The API is kept as is.
Result:
Faster startup time, less memory usage for most netty using applications.
Motivation:
The method setBytes did not work correctly because read-only ByteBuffer
does not allow access to its underlying array.
Modifications:
New case was added for ByteBuffer's that are not direct and do not have an array.

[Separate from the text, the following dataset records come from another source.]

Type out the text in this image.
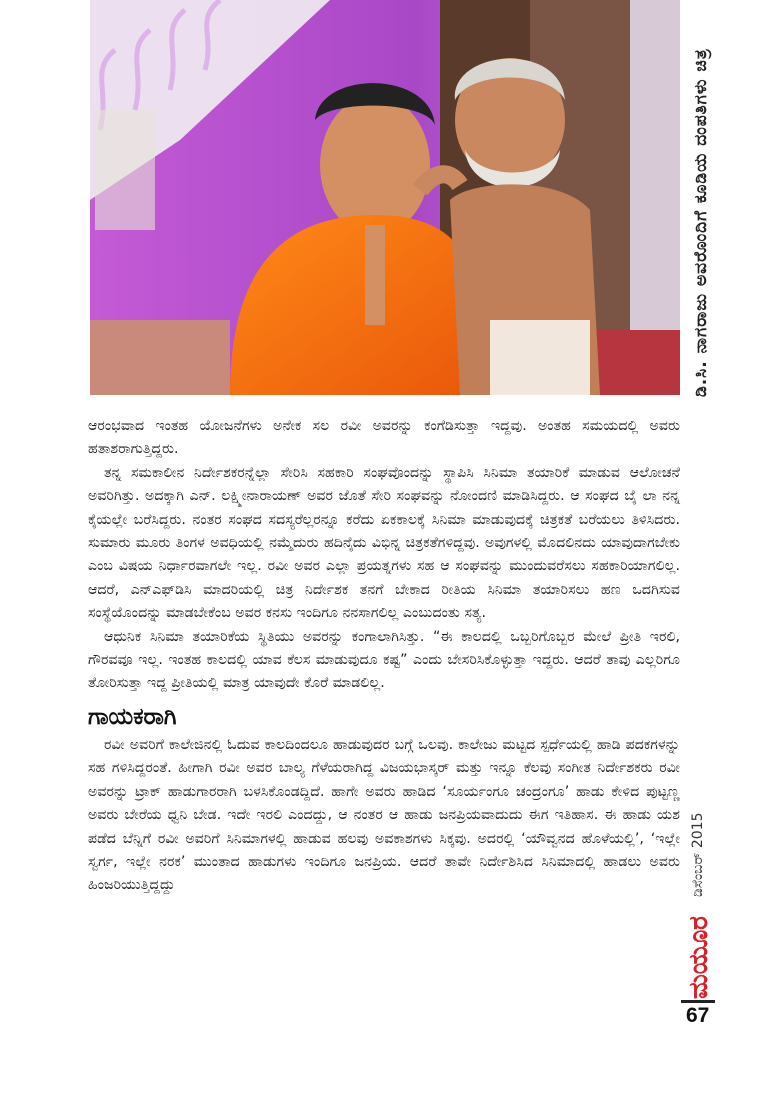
ಡಿ.ಸಿ. ನಾಗರಾಜು ಅವರೊಂದಿಗೆ ಕೂಡಿಯ ದಂಪತಿಗಳು ಚಿತ್ರ

ಆರಂಭವಾದ ಇಂತಹ ಯೋಜನೆಗಳು ಅನೇಕ ಸಲ ರವೀ ಅವರನ್ನು ಕಂಗೆಡಿಸುತ್ತಾ ಇದ್ದವು. ಅಂತಹ ಸಮಯದಲ್ಲಿ ಅವರು ಹತಾಶರಾಗುತ್ತಿದ್ದರು.

ತನ್ನ ಸಮಕಾಲೀನ ನಿರ್ದೇಶಕರನ್ನೆಲ್ಲಾ ಸೇರಿಸಿ ಸಹಕಾರಿ ಸಂಘವೊಂದನ್ನು ಸ್ಥಾಪಿಸಿ ಸಿನಿಮಾ ತಯಾರಿಕೆ ಮಾಡುವ ಆಲೋಚನೆ ಅವರಿಗಿತ್ತು. ಅದಕ್ಕಾಗಿ ಎನ್. ಲಕ್ಷ್ಮೀನಾರಾಯಣ್ ಅವರ ಜೊತೆ ಸೇರಿ ಸಂಘವನ್ನು ನೋಂದಣಿ ಮಾಡಿಸಿದ್ದರು. ಆ ಸಂಘದ ಬೈ ಲಾ ನನ್ನ ಕೈಯಲ್ಲೇ ಬರೆಸಿದ್ದರು. ನಂತರ ಸಂಘದ ಸದಸ್ಯರೆಲ್ಲರನ್ನೂ ಕರೆದು ಏಕಕಾಲಕ್ಕೆ ಸಿನಿಮಾ ಮಾಡುವುದಕ್ಕೆ ಚಿತ್ರಕತೆ ಬರೆಯಲು ತಿಳಿಸಿದರು. ಸುಮಾರು ಮೂರು ತಿಂಗಳ ಅವಧಿಯಲ್ಲಿ ನಮ್ಮೆದುರು ಹದಿನೈದು ವಿಭಿನ್ನ ಚಿತ್ರಕತೆಗಳಿದ್ದವು. ಅವುಗಳಲ್ಲಿ ಮೊದಲಿನದು ಯಾವುದಾಗಬೇಕು ಎಂಬ ವಿಷಯ ನಿರ್ಧಾರವಾಗಲೇ ಇಲ್ಲ. ರವೀ ಅವರ ಎಲ್ಲಾ ಪ್ರಯತ್ನಗಳು ಸಹ ಆ ಸಂಘವನ್ನು ಮುಂದುವರೆಸಲು ಸಹಕಾರಿಯಾಗಲಿಲ್ಲ. ಆದರೆ, ಎನ್‌ಎಫ್‌ಡಿಸಿ ಮಾದರಿಯಲ್ಲಿ ಚಿತ್ರ ನಿರ್ದೇಶಕ ತನಗೆ ಬೇಕಾದ ರೀತಿಯ ಸಿನಿಮಾ ತಯಾರಿಸಲು ಹಣ ಒದಗಿಸುವ ಸಂಸ್ಥೆಯೊಂದನ್ನು ಮಾಡಬೇಕೆಂಬ ಅವರ ಕನಸು ಇಂದಿಗೂ ನನಸಾಗಲಿಲ್ಲ ಎಂಬುದಂತು ಸತ್ಯ.

ಆಧುನಿಕ ಸಿನಿಮಾ ತಯಾರಿಕೆಯ ಸ್ಥಿತಿಯು ಅವರನ್ನು ಕಂಗಾಲಾಗಿಸಿತ್ತು. “ಈ ಕಾಲದಲ್ಲಿ ಒಬ್ಬರಿಗೊಬ್ಬರ ಮೇಲೆ ಪ್ರೀತಿ ಇರಲಿ, ಗೌರವವೂ ಇಲ್ಲ. ಇಂತಹ ಕಾಲದಲ್ಲಿ ಯಾವ ಕೆಲಸ ಮಾಡುವುದೂ ಕಷ್ಟ” ಎಂದು ಬೇಸರಿಸಿಕೊಳ್ಳುತ್ತಾ ಇದ್ದರು. ಆದರೆ ತಾವು ಎಲ್ಲರಿಗೂ ತೋರಿಸುತ್ತಾ ಇದ್ದ ಪ್ರೀತಿಯಲ್ಲಿ ಮಾತ್ರ ಯಾವುದೇ ಕೊರೆ ಮಾಡಲಿಲ್ಲ.

ಗಾಯಕರಾಗಿ

ರವೀ ಅವರಿಗೆ ಕಾಲೇಜಿನಲ್ಲಿ ಓದುವ ಕಾಲದಿಂದಲೂ ಹಾಡುವುದರ ಬಗ್ಗೆ ಒಲವು. ಕಾಲೇಜು ಮಟ್ಟದ ಸ್ಪರ್ಧೆಯಲ್ಲಿ ಹಾಡಿ ಪದಕಗಳನ್ನು ಸಹ ಗಳಿಸಿದ್ದರಂತೆ. ಹೀಗಾಗಿ ರವೀ ಅವರ ಬಾಲ್ಯ ಗೆಳೆಯರಾಗಿದ್ದ ವಿಜಯಭಾಸ್ಕರ್ ಮತ್ತು ಇನ್ನೂ ಕೆಲವು ಸಂಗೀತ ನಿರ್ದೇಶಕರು ರವೀ ಅವರನ್ನು ಟ್ರಾಕ್ ಹಾಡುಗಾರರಾಗಿ ಬಳಸಿಕೊಂಡದ್ದಿದೆ. ಹಾಗೇ ಅವರು ಹಾಡಿದ ‘ಸೂರ್ಯಂಗೂ ಚಂದ್ರಂಗೂ’ ಹಾಡು ಕೇಳಿದ ಪುಟ್ಟಣ್ಣ ಅವರು ಬೇರೆಯ ಧ್ವನಿ ಬೇಡ. ಇದೇ ಇರಲಿ ಎಂದದ್ದು, ಆ ನಂತರ ಆ ಹಾಡು ಜನಪ್ರಿಯವಾದುದು ಈಗ ಇತಿಹಾಸ. ಈ ಹಾಡು ಯಶ ಪಡೆದ ಬೆನ್ನಿಗೆ ರವೀ ಅವರಿಗೆ ಸಿನಿಮಾಗಳಲ್ಲಿ ಹಾಡುವ ಹಲವು ಅವಕಾಶಗಳು ಸಿಕ್ಕವು. ಅದರಲ್ಲಿ ‘ಯೌವ್ವನದ ಹೊಳೆಯಲ್ಲಿ’, ‘ಇಲ್ಲೇ ಸ್ವರ್ಗ, ಇಲ್ಲೇ ನರಕ’ ಮುಂತಾದ ಹಾಡುಗಳು ಇಂದಿಗೂ ಜನಪ್ರಿಯ. ಆದರೆ ತಾವೇ ನಿರ್ದೇಶಿಸಿದ ಸಿನಿಮಾದಲ್ಲಿ ಹಾಡಲು ಅವರು ಹಿಂಜರಿಯುತ್ತಿದ್ದದ್ದು	ಡಿಸೆಂಬರ್ 2015
ಮಯೂರ
67
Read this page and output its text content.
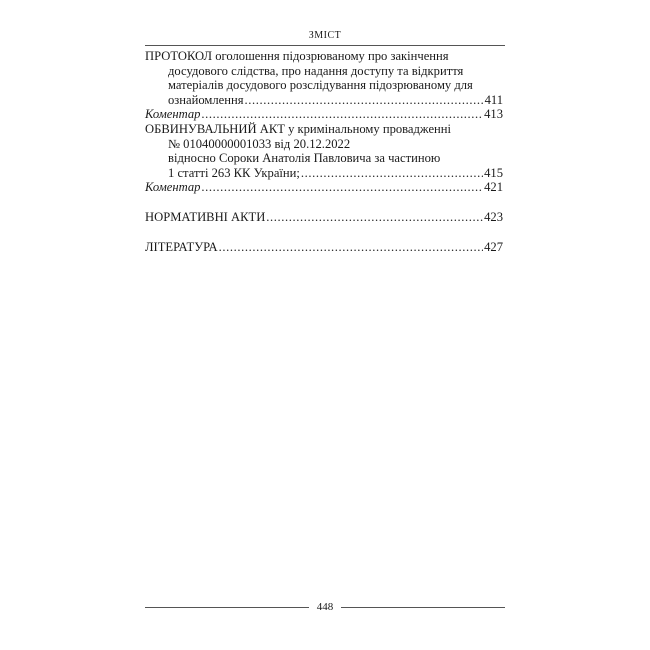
ЗМІСТ
ПРОТОКОЛ оголошення підозрюваному про закінчення
досудового слідства, про надання доступу та відкриття
матеріалів досудового розслідування підозрюваному для
ознайомлення .....	411
Коментар .....	413
ОБВИНУВАЛЬНИЙ АКТ у кримінальному провадженні
№ 01040000001033 від 20.12.2022
відносно Сороки Анатолія Павловича за частиною
1 статті 263 КК України; .....	415
Коментар .....	421
НОРМАТИВНІ АКТИ .....	423
ЛІТЕРАТУРА .....	427
448
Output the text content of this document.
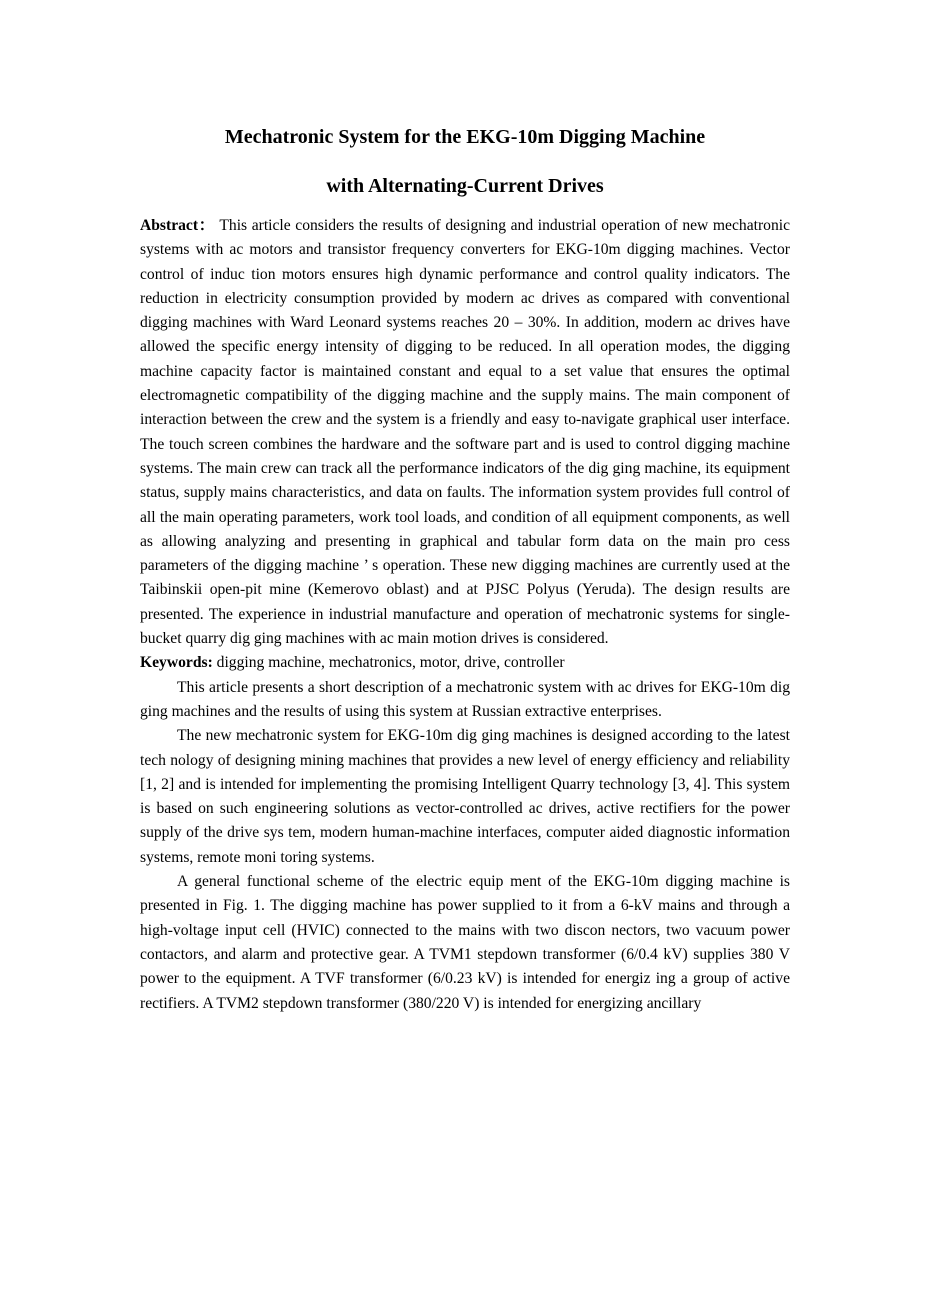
Mechatronic System for the EKG-10m Digging Machine
with Alternating-Current Drives

Abstract： This article considers the results of designing and industrial operation of new mechatronic systems with ac motors and transistor frequency converters for EKG-10m digging machines. Vector control of induc tion motors ensures high dynamic performance and control quality indicators. The reduction in electricity consumption provided by modern ac drives as compared with conventional digging machines with Ward Leonard systems reaches 20 – 30%. In addition, modern ac drives have allowed the specific energy intensity of digging to be reduced. In all operation modes, the digging machine capacity factor is maintained constant and equal to a set value that ensures the optimal electromagnetic compatibility of the digging machine and the supply mains. The main component of interaction between the crew and the system is a friendly and easy to-navigate graphical user interface. The touch screen combines the hardware and the software part and is used to control digging machine systems. The main crew can track all the performance indicators of the dig ging machine, its equipment status, supply mains characteristics, and data on faults. The information system provides full control of all the main operating parameters, work tool loads, and condition of all equipment components, as well as allowing analyzing and presenting in graphical and tabular form data on the main pro cess parameters of the digging machine ’ s operation. These new digging machines are currently used at the Taibinskii open-pit mine (Kemerovo oblast) and at PJSC Polyus (Yeruda). The design results are presented. The experience in industrial manufacture and operation of mechatronic systems for single-bucket quarry dig ging machines with ac main motion drives is considered.

Keywords: digging machine, mechatronics, motor, drive, controller

This article presents a short description of a mechatronic system with ac drives for EKG-10m dig ging machines and the results of using this system at Russian extractive enterprises.

The new mechatronic system for EKG-10m dig ging machines is designed according to the latest tech nology of designing mining machines that provides a new level of energy efficiency and reliability [1, 2] and is intended for implementing the promising Intelligent Quarry technology [3, 4]. This system is based on such engineering solutions as vector-controlled ac drives, active rectifiers for the power supply of the drive sys tem, modern human-machine interfaces, computer aided diagnostic information systems, remote moni toring systems.

A general functional scheme of the electric equip ment of the EKG-10m digging machine is presented in Fig. 1. The digging machine has power supplied to it from a 6-kV mains and through a high-voltage input cell (HVIC) connected to the mains with two discon nectors, two vacuum power contactors, and alarm and protective gear. A TVM1 stepdown transformer (6/0.4 kV) supplies 380 V power to the equipment. A TVF transformer (6/0.23 kV) is intended for energiz ing a group of active rectifiers. A TVM2 stepdown transformer (380/220 V) is intended for energizing ancillary
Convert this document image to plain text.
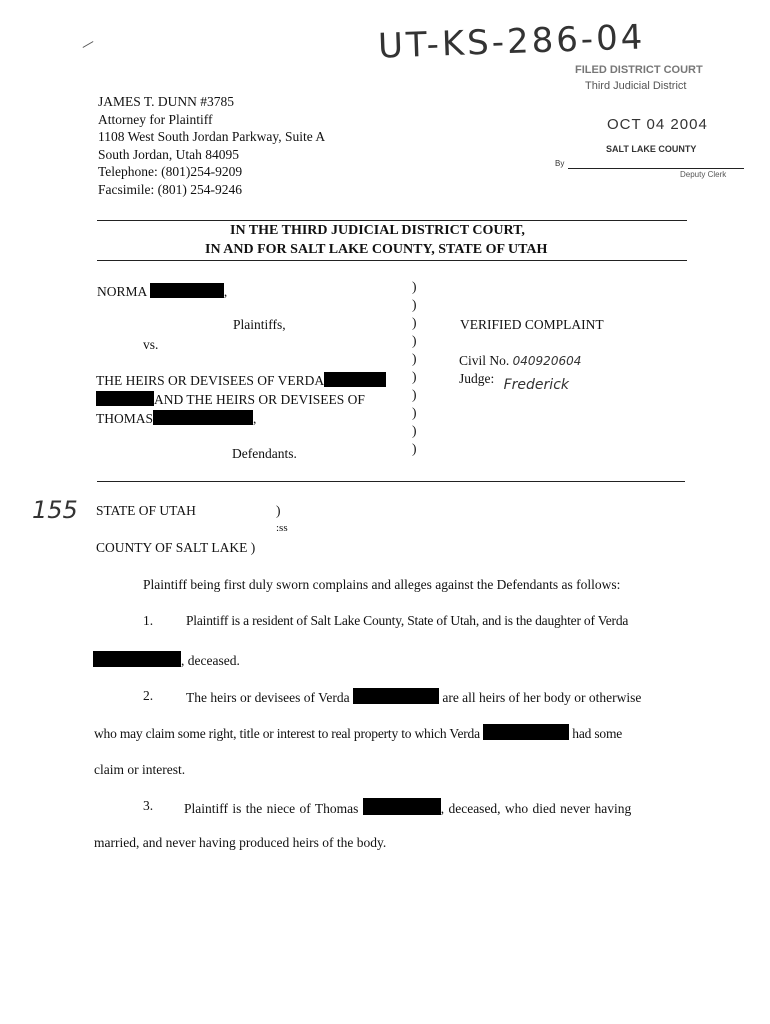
UT-KS-286-04
FILED DISTRICT COURT
Third Judicial District
OCT 04 2004
SALT LAKE COUNTY
By
Deputy Clerk
JAMES T. DUNN #3785
Attorney for Plaintiff
1108 West South Jordan Parkway, Suite A
South Jordan, Utah 84095
Telephone: (801)254-9209
Facsimile: (801) 254-9246
IN THE THIRD JUDICIAL DISTRICT COURT,
IN AND FOR SALT LAKE COUNTY, STATE OF UTAH
NORMA	,
Plaintiffs,
vs.
THE HEIRS OR DEVISEES OF VERDA
AND THE HEIRS OR DEVISEES OF
THOMAS	,
Defendants.
)
)
)
)
)
)
)
)
)
)
VERIFIED COMPLAINT
Civil No. 040920604
Judge: Frederick
155 STATE OF UTAH	)
:ss
COUNTY OF SALT LAKE )
Plaintiff being first duly sworn complains and alleges against the Defendants as follows:
1. Plaintiff is a resident of Salt Lake County, State of Utah, and is the daughter of Verda
, deceased.
2. The heirs or devisees of Verda	are all heirs of her body or otherwise
who may claim some right, title or interest to real property to which Verda	had some
claim or interest.
3. Plaintiff is the niece of Thomas	, deceased, who died never having
married, and never having produced heirs of the body.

These must be handled by copying the data into a temporary array. Unit test was
added to test this case.
Result:
It is now possible to use read-only ByteBuffer as the source
for the setBytes method.
Motivation:
In 4.1 and master the isValid utility has been moved to MathUtil. We should stay consistent for internal APIs.
Modifications:
- Move isValid to MathUtil
Result:
More consistent internal structure across branches.
Motivation:
Modulo operations are slow, we can use bitwise operation to detect if resource leak detection must be done while sampling.
Modifications:
- Ensure the interval is a power of two
- Use bitwise operation for sampling
- Add benchmark.
Result:
Faster sampling.
Motivation:
Fix a race condition that was introduced by f18990a8a5 that could lead to a NPE when allocate from the PooledByteBufAllocator concurrently by many threads.
Modifications:
Correctly synchronize on the PoolSubPage head.
Result:
No more race.
Motiviation:
We have a lot of duplicated code which makes it hard to maintain.
Modification:
Move shared code to UnsafeByteBufUtil and use it in the implementations.
Result:
Less duplicated code and so easier to maintain.
Motiviation:
We have a lot of duplicated code which makes it hard to maintain.
Modification:
Move shared code to HeapByteBufUtil and use it in the implementations.
Result:
Less duplicated code and so easier to maintain.
Motivation:
sun.misc.Unsafe allows us to handle heap ByteBuf in a more efficient matter. We should use special ByteBuf implementation when sun.misc.Unsafe can be used to increase performance.
Modifications:
- Add PooledUnsafeHeapByteBuf and UnpooledUnsafeHeapByteBuf that are used when sun.misc.Unsafe is ready to use.
- Add UnsafeHeapSwappedByteBuf
Result:
Better performance when using heap buffers and sun.misc.Unsafe is ready to use.
Motivation:
We had a bug in our implemention which double "reversed" bytes on systems which not support unaligned access.
Modifications:
- Correctly only reverse bytes if needed.
- Share code between unsafe implementations.
Result:
No more data-corruption on sytems without unaligned access.